While house prices keep rising, some commentators believe the Government needed to take action on foreign buyers as part of a wider effort to keep a lid on the market.
Property researcher Hugh Pavletich is “heartened” by the Government’s action on foreign buyers, as well as its urban development initiatives and efforts to boost infrastructure spending. He believes the ban was a necessary step to combat a “distorted” and “vulnerable” housing market.
“I’m a supporter [of the ban]. We’re such a tiny market that we can’t absorb the activity of overseas speculators,” Pavletich said. “We have a big enough problem as it is with housing affordability without foreign buyers turbocharging the market.”

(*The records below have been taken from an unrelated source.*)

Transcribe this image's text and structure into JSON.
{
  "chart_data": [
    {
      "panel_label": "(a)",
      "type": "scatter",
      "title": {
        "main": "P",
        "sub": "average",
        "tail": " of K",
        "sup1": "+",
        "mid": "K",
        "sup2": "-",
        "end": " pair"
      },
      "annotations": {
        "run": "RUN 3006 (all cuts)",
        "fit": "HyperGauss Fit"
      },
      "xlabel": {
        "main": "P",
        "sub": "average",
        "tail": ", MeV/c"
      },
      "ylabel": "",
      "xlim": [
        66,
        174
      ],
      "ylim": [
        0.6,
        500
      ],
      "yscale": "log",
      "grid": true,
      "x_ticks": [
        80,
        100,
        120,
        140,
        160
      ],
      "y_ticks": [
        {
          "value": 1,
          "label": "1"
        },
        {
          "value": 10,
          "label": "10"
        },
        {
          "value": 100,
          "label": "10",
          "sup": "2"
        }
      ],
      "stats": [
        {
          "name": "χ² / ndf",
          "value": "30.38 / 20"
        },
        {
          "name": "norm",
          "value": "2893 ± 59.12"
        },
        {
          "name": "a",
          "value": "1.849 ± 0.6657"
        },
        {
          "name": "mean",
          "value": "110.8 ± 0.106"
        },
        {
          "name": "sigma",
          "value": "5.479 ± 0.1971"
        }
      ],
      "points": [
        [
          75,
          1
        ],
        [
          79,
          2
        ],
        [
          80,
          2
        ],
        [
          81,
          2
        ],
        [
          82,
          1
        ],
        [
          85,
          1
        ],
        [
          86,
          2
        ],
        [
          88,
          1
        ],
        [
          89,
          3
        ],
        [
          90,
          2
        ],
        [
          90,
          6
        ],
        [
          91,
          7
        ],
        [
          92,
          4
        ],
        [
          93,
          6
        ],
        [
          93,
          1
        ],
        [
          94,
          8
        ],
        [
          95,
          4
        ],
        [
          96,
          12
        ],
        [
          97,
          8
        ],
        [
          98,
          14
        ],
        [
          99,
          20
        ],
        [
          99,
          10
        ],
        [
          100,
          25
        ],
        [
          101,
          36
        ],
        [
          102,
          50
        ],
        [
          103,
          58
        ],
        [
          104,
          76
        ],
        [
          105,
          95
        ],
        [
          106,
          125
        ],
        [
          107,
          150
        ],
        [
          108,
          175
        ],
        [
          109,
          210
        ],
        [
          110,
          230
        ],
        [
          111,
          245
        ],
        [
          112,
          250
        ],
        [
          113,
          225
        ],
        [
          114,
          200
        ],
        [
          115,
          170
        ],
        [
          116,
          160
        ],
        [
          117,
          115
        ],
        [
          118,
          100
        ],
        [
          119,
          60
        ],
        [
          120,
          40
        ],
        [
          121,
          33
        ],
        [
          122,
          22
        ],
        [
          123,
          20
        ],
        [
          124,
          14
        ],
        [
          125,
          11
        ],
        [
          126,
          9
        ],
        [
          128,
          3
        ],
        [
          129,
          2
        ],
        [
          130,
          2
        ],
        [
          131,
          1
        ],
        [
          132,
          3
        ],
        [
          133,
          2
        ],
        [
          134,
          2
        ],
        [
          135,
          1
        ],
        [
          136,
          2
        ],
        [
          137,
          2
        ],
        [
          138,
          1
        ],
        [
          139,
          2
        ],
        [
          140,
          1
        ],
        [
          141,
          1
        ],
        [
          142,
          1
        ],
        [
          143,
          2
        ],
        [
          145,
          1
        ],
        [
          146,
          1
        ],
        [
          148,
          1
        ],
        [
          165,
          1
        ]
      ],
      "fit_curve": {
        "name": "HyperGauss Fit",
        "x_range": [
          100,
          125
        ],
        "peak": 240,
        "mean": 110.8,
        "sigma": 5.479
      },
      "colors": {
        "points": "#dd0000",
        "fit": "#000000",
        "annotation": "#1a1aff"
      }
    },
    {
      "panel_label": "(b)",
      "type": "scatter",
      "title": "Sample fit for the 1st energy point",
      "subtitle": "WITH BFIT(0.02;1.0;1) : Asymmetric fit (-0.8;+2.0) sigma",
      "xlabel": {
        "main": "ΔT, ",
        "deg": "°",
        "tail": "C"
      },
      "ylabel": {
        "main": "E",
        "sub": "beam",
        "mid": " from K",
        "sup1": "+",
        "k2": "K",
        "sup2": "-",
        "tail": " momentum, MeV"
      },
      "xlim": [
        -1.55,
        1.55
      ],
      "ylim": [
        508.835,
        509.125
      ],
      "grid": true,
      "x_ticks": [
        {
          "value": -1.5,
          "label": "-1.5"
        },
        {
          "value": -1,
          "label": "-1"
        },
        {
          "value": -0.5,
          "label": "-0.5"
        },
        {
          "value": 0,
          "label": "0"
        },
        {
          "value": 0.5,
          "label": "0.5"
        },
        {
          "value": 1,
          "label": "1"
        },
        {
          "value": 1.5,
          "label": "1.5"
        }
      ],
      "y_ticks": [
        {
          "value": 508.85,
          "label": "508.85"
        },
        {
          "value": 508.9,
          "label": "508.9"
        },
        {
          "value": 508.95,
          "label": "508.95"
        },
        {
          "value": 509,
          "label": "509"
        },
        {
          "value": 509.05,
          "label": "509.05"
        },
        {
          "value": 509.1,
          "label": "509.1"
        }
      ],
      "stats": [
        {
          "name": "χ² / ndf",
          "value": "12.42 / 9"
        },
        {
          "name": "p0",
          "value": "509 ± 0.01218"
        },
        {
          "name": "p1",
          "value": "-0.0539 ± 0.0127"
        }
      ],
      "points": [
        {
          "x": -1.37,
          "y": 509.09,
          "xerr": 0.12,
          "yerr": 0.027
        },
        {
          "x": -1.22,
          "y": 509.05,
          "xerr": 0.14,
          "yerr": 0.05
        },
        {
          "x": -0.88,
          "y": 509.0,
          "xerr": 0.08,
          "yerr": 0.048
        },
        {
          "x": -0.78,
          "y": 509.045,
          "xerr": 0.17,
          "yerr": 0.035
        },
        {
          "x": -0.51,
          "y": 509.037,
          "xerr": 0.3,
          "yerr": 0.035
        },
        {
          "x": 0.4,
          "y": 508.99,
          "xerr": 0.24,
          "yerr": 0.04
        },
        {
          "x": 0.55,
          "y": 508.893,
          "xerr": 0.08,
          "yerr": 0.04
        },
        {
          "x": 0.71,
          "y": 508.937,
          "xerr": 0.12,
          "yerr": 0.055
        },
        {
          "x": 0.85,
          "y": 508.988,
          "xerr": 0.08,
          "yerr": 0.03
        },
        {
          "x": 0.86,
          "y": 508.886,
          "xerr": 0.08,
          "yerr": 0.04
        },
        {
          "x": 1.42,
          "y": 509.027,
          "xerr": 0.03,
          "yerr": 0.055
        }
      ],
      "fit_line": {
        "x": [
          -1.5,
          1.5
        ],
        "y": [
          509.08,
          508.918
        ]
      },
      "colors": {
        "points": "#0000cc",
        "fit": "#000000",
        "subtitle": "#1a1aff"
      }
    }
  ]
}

Pavletich said he hoped the ban marked the start of a cross-party political effort to solve New Zealand’s housing crisis. He believed a more “dynamic” approach from local councils could be a catalyst for change.
“It [the ban] could be viewed as politically-motivated, but it could also be a way of sending a message that the government is not going to tolerate that level of housing inflation.
“I’m encouraged by the political initiatives and also the attitudinal changes within local councils.They are taking steps to deal with this problem — but it is going to take time.”